The Duke and Duchess of Cambridge, along with their three adorable children, are arguably one of the most famous families in the world.
And while we know plenty about Prince William's side of the family, the Middletons have stayed relatively quiet when it comes to private affairs ever since William and Catherine's engagement was announced.
But in a rare interview for the 30th anniversary of her company Party Pieces, Carole Middleton has opened up about what it was like to have her eldest daughter marry into the royal family as well as what to expect at a Middleton family Christmas.
Christmas at the Middletons
If you thought you were prepared when it came to Christmas, Carole Middleton will give you a run for your money.
In the exclusive chat with the UK Telegraph, self-described "list-maker" Carole said she starts planning the festivities just after Halloween complete with wrapping paper themes.
On Christmas Day, the family, who live in the British county of Berkshire, attend church in the morning, go on a walk and then open presents. And while lunch is smoked salmon with champagne, the full Christmas dinner is served in the evening. And this year it's a little different, as there will be a vegan option for flexitarian Carole.
"If I go to someone's house for dinner, I'm not going to make a fuss. For Christmas, I'd probably have two options – very traditional and something vegan," she told the paper.
Carole's youngest, James, previously mentioned that Christmas is a traditional day in the Middleton family calendar with all the trimmings.
"There'll be turkey, champagne and some wine...For me it's all about family… It's one where we can all regroup," James said in an interview on German TV channel, Leute Heute.
Mrs Middleton also admitted that Prince George, five and Princess Charlotte, three, will have their own Christmas tree in their room to decorate as they please. Now that's what we call a doting grandmother!
What it's like mingling with the royals
Attending weddings and christenings alongside the Queen and other dignitaries may seem intimidating for some, but for Carole, she was just like any other mother watching her daughter get married.
Speaking about the extravagant 2011 royal wedding, Carole said, "Like every mother, I wanted to look my best, make my children proud and enjoy the day."
"I honestly don't think I was any more stressed than any other mother-of-the-bride."
Catherine's younger sister Pippa also spoke about the surprisingly normal side of William and Catherine's wedding shortly after the event as well.
"We saw it as a family as just a family wedding, and actually I didn't realise perhaps the scale of it until afterwards," she told US show, Today.
WATCH: Pippa Middleton talks about the royal wedding.

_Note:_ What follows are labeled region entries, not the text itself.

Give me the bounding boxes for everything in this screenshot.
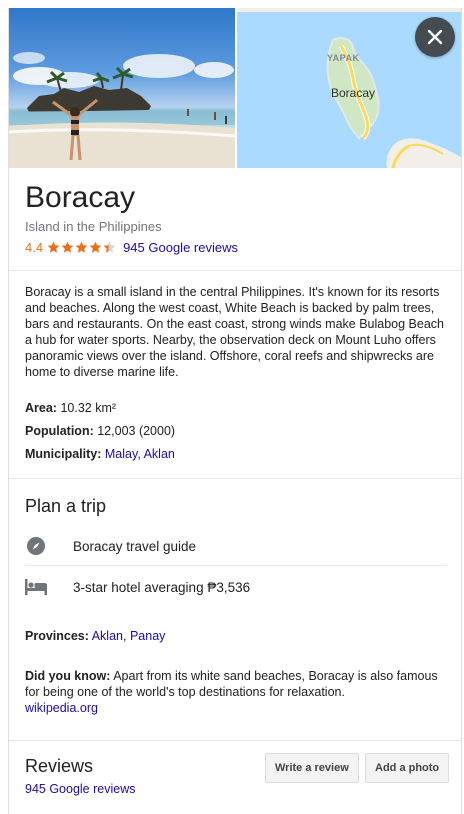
reviews-link[interactable]: 945 Google reviews bbox=[123, 240, 238, 255]
province-separator: , bbox=[123, 629, 130, 643]
compass-icon bbox=[25, 535, 47, 557]
fact-population-label: Population: bbox=[25, 424, 94, 438]
reviews-title: Reviews bbox=[25, 756, 94, 776]
beach-photo[interactable] bbox=[9, 8, 235, 168]
close-button[interactable] bbox=[415, 17, 455, 57]
fact-area-label: Area: bbox=[25, 401, 57, 415]
provinces: Provinces: Aklan, Panay bbox=[25, 628, 449, 644]
wikipedia-link[interactable]: wikipedia.org bbox=[25, 701, 98, 715]
trip-separator bbox=[25, 565, 447, 566]
bed-icon bbox=[25, 576, 47, 598]
trip-item-label: Boracay travel guide bbox=[73, 538, 197, 554]
trip-item-hotel[interactable]: 3-star hotel averaging ₱3,536 bbox=[25, 567, 447, 607]
facts-divider bbox=[9, 478, 461, 479]
fact-municipality: Municipality: Malay, Aklan bbox=[25, 446, 449, 469]
fact-area-value: 10.32 km² bbox=[60, 401, 117, 415]
rating-value: 4.4 bbox=[25, 240, 44, 255]
fact-population-value: 12,003 (2000) bbox=[97, 424, 176, 438]
place-title: Boracay bbox=[25, 181, 136, 214]
knowledge-panel: YAPAK Boracay Boracay Island in the Phil… bbox=[8, 8, 462, 814]
facts: Area: 10.32 km² Population: 12,003 (2000… bbox=[25, 400, 449, 469]
star-icon bbox=[89, 241, 102, 253]
hero-images: YAPAK Boracay bbox=[9, 8, 461, 168]
did-you-know-label: Did you know: bbox=[25, 669, 111, 683]
provinces-label: Provinces: bbox=[25, 629, 89, 643]
place-subtitle: Island in the Philippines bbox=[25, 219, 162, 234]
plan-trip-title: Plan a trip bbox=[25, 496, 107, 516]
star-icon bbox=[47, 241, 60, 253]
trip-item-label: 3-star hotel averaging ₱3,536 bbox=[73, 579, 251, 595]
rating-stars bbox=[47, 241, 117, 254]
map-label-boracay: Boracay bbox=[331, 86, 376, 100]
star-icon bbox=[61, 241, 74, 253]
place-header: Boracay Island in the Philippines 4.4 94… bbox=[25, 178, 455, 255]
trip-item-travel-guide[interactable]: Boracay travel guide bbox=[25, 526, 447, 566]
beach-photo-image bbox=[9, 52, 235, 168]
municipality-link-malay[interactable]: Malay bbox=[105, 447, 137, 461]
description: Boracay is a small island in the central… bbox=[25, 285, 444, 379]
province-link-panay[interactable]: Panay bbox=[130, 629, 165, 643]
province-link-aklan[interactable]: Aklan bbox=[92, 629, 123, 643]
fact-municipality-label: Municipality: bbox=[25, 447, 102, 461]
rating-row: 4.4 945 Google reviews bbox=[25, 240, 455, 255]
did-you-know: Did you know: Apart from its white sand … bbox=[25, 668, 449, 716]
fact-area: Area: 10.32 km² bbox=[25, 400, 449, 423]
write-review-button[interactable]: Write a review bbox=[265, 753, 359, 783]
header-divider bbox=[9, 270, 461, 271]
reviews-divider bbox=[9, 740, 461, 741]
map-label-yapak: YAPAK bbox=[327, 53, 360, 63]
municipality-link-aklan[interactable]: Aklan bbox=[144, 447, 175, 461]
fact-population: Population: 12,003 (2000) bbox=[25, 423, 449, 446]
star-icon bbox=[75, 241, 88, 253]
close-icon bbox=[427, 29, 443, 45]
star-icon bbox=[103, 241, 116, 253]
reviews-count-link[interactable]: 945 Google reviews bbox=[25, 782, 135, 796]
add-photo-button[interactable]: Add a photo bbox=[365, 753, 450, 783]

Post continues...
Carole played an important part in both Catherine and Pippa's respective weddings, even helping with details including the music.
"But I think the most important thing, as a parent, is to listen to what your daughter wants. You can have all the ideas in the world, but it has to be about them. And don't muscle in on the guest list."
Despite her daughter's marriage into the royal family, Carole keeps things refreshingly down-to-earth.
"I have two other children and grandchildren and my job, and I lead a lot of my life round here, where I've lived for years and people knew me before Catherine's…impact. It isn't normal maybe to go to Louis' christening or Catherine's wedding, but, in the end, they're all family events."
Family comes first
Carole and husband Michael welcomed not one but two grandchildren this year- Prince Louis was born in April and Arthur was born to Pippa and James Matthews in October. And as their family grows, the Middleton matriarch knows that they are her number one priority.
In fact, she admitted that her biggest fear as Catherine, Pippa and James grew up was that she'd lose her family, but thankfully they have "stayed close."
"They come first and that will always be the case, even when I have more me time."
"I have two lovely sons-in-law and I hope I'll have a lovely daughter-in-law."
She may dote on her children and grandchildren, but Carole also made it clear that discipline and manners are an important lesson to teach the little ones from an early age.
"You can't suddenly start teaching them about politeness at 13. You have to do it from the start."
When Duchess Catherine became a mother herself, she frequented her old family home in Bucklebury and relied on her parents, particularly her mother. In fact, the first official photograph of the Cambridge family when Prince George was born was taken at the Middleton family home.
A royal source told The Sun that after the birth of Prince Louis, Carole was popping in and out of Kensington Palace, helping with George and Charlotte.
"Kate already has nanny Maria, who is fantastic, but Carole's been an amazing second pair of hands."